Gerard Dougherty - Jokes about Birds
Moons Restaurant and Bar, 286 Princes Street, Dunedin, Dunedin
14/03/2024 - 16/03/2024
Production Details
Created and performed by Gerard Dougherty
Gerard’s debut solo comedy hour Jokes About Birds is guaranteed to leave your sides sore from laughter and your head questioning everything you knew.
There will be minimum 5 jokes about birds, then a boatload of jokes ranging from wacky geopolitical solutions to wild escapades.
Moons Restaurant and Bar, Dunedin 14-15-16 March, 6pm
R18
https://www.dunedinfringe.nz/events/gerard-dougherty-jokes-about-birds
Stand-up comedy , Theatre , Comedy , Solo , [R18] ,
1hr
A lot of audience engagement
Review by Hannah Molloy 15th Mar 2024
Gerard Dougherty is doing his own door list when we arrive, quite cheerful and charming but with an assessing look in his eye as well. The audience, at Moon’s downstairs performance space, is fairly mixed age and gender wise, not so much for other demographics.

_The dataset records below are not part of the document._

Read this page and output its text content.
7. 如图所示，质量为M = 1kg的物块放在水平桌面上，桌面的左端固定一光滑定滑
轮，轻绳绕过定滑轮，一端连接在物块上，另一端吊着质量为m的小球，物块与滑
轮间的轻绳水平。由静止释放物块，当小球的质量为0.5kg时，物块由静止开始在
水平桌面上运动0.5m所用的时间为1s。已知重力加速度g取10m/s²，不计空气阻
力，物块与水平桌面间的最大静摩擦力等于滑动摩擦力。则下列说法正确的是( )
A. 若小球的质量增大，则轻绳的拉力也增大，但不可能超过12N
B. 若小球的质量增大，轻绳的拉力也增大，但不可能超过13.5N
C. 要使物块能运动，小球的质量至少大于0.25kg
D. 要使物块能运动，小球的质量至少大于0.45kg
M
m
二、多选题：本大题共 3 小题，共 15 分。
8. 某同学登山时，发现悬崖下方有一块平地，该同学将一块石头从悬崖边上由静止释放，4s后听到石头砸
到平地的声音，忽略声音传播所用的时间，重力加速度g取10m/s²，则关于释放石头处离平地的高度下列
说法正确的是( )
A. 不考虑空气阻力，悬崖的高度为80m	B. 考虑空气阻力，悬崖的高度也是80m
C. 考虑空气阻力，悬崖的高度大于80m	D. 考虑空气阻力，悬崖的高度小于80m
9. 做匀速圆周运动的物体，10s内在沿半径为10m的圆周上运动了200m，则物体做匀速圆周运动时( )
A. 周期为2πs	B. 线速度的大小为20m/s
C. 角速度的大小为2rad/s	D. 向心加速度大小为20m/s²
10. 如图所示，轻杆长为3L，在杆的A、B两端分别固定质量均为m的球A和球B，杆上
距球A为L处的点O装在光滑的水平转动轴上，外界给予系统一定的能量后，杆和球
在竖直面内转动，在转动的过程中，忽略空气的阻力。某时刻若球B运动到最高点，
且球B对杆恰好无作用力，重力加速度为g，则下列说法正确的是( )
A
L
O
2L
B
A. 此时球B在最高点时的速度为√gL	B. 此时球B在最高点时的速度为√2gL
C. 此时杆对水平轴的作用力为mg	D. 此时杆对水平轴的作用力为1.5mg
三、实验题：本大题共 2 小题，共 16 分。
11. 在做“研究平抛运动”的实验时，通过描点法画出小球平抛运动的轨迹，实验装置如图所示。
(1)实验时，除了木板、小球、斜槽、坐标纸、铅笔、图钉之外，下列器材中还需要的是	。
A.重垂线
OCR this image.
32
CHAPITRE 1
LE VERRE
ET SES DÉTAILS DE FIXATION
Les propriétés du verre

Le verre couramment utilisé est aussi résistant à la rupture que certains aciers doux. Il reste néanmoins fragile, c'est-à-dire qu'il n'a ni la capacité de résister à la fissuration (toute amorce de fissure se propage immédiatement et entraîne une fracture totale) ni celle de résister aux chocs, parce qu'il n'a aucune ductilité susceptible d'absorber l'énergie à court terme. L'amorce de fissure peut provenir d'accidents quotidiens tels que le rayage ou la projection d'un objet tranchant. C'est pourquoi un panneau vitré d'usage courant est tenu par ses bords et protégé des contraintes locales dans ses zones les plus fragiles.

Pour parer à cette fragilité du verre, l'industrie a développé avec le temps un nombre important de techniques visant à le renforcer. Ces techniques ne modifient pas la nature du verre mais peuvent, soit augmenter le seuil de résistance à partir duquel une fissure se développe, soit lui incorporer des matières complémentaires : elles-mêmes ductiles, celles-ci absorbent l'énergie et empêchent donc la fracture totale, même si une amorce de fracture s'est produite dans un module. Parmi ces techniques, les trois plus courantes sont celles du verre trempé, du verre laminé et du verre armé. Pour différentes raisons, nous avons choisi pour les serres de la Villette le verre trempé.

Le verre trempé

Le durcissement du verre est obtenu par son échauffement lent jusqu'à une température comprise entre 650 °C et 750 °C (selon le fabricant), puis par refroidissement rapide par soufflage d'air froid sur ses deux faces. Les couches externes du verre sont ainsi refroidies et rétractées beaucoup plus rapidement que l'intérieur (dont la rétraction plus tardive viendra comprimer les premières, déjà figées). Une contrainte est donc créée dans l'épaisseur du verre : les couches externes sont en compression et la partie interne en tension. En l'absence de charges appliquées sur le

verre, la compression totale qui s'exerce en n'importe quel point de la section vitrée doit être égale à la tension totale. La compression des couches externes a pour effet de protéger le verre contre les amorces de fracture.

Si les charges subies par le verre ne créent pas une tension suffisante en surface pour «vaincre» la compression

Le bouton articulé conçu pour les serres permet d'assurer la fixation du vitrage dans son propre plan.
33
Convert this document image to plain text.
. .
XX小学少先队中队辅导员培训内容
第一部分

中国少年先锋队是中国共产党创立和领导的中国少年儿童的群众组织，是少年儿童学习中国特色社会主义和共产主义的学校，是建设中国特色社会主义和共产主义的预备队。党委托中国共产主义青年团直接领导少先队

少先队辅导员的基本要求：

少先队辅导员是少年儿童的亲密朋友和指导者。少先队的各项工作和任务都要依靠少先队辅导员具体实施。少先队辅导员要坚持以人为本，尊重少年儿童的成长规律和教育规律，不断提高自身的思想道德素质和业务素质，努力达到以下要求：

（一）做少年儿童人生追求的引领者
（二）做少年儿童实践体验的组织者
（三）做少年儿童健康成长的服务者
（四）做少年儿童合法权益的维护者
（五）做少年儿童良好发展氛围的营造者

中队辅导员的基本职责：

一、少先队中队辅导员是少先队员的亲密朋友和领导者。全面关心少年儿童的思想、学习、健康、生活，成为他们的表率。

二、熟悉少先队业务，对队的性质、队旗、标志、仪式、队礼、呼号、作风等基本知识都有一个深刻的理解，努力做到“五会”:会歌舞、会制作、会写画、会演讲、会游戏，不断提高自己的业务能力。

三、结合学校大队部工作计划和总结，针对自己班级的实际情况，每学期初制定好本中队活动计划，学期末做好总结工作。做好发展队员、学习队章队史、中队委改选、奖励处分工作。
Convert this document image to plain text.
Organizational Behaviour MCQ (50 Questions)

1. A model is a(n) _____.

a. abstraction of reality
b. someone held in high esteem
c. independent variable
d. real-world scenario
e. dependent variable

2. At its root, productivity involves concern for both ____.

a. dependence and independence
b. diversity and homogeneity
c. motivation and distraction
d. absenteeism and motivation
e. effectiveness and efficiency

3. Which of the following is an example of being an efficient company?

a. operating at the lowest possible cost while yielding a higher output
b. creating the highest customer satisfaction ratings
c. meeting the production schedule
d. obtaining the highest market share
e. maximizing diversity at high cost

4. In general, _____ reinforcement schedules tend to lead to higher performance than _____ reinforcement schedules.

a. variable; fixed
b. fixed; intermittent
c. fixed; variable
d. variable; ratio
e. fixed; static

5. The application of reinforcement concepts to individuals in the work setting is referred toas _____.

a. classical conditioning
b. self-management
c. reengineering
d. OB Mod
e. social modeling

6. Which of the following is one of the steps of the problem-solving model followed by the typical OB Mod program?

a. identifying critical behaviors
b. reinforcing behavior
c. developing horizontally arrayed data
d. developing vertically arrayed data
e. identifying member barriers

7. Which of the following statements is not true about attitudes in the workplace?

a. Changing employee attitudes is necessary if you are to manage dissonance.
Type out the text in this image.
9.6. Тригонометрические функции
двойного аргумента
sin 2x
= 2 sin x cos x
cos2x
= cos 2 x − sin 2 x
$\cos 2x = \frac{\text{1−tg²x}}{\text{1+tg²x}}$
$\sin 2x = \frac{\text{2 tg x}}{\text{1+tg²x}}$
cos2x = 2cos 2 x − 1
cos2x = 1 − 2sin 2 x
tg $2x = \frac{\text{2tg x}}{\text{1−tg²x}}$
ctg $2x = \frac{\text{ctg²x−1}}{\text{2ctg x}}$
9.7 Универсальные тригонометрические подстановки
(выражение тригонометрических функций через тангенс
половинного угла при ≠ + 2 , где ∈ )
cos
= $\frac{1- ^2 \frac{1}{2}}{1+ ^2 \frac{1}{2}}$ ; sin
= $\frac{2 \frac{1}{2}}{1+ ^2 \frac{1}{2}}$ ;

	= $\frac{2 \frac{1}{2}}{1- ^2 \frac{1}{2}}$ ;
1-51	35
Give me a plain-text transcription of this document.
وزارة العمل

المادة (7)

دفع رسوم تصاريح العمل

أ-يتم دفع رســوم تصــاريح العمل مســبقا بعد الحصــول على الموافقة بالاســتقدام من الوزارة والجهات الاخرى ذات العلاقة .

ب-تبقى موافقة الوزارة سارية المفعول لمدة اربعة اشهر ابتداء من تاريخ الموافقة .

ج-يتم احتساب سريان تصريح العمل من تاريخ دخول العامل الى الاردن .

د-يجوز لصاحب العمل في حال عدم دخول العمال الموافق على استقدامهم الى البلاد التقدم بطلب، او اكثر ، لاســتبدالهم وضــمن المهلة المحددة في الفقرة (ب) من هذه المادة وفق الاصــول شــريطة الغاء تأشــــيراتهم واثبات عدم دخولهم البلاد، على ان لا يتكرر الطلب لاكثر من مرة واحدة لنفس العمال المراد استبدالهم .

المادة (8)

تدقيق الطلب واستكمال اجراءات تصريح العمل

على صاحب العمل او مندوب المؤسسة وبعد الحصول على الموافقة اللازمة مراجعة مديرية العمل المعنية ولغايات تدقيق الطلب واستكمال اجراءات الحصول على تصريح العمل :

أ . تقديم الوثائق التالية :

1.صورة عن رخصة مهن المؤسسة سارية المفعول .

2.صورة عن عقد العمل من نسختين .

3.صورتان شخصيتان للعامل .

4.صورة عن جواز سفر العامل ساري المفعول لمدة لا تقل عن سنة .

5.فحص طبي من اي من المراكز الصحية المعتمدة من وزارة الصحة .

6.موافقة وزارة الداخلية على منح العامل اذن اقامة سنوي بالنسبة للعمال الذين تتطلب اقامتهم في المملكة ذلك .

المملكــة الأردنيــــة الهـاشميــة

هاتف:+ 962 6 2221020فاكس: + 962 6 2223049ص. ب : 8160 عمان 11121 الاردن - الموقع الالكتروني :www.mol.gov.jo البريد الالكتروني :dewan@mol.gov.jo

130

Gerard’s show is called Jokes About Birds and he introduces it with a disclaimer that it’s not all about birds, but some is about his life as well. He sprinkles his anecdotes with facts about birds and there are indeed a couple of anecdotes that include a bird as a main feature. He’s very clearly a pīwakawaka stan.
There isn’t a particular arc or connecting thread that I could pick out, and his anecdotes range from falling a bit flat to inducing widespread snort laughs although a couple of audience members are having a fantastically hilarious time. Gerard reminds me a little bit of a fisherman testing different lures in a river to see which ones the fish will bite on. He also sort of reminded me of some of my nephews at a family party with a lot of aunties around – supremely confident in themselves but a little self-conscious as well.
Gerard started a few jokes that could have evolved into deeper commentary about global and social issues – there’s definitely plenty of material to work with these days – but they mostly don’t go anywhere much and some of them feel a bit uncomfortable coming from a mid-30s straight white man. They probably just need some more thought and scripting but it makes it a bit hard to tell what sort of comedy he wants to be doing. He saves the best for last though, painting a funny picture of a very stoned person running wildly through a paddock and disturbing a goose.
There’s a lot of audience ‘engagement’ in the form of “do you want to hear…”, “who has done …” and similar. The audience occasionally responds in a way that throws him but he charms his way back around to the point (or just picks up his own thread).
Overall, this show feels like experimentation and rehearsing work in front of a live audience which is entirely to be expected during Fringe and maybe one of the best things about the Festival. Even if the content isn’t particularly my jam, it’s fun to watch someone taking steps on their performing arts journey.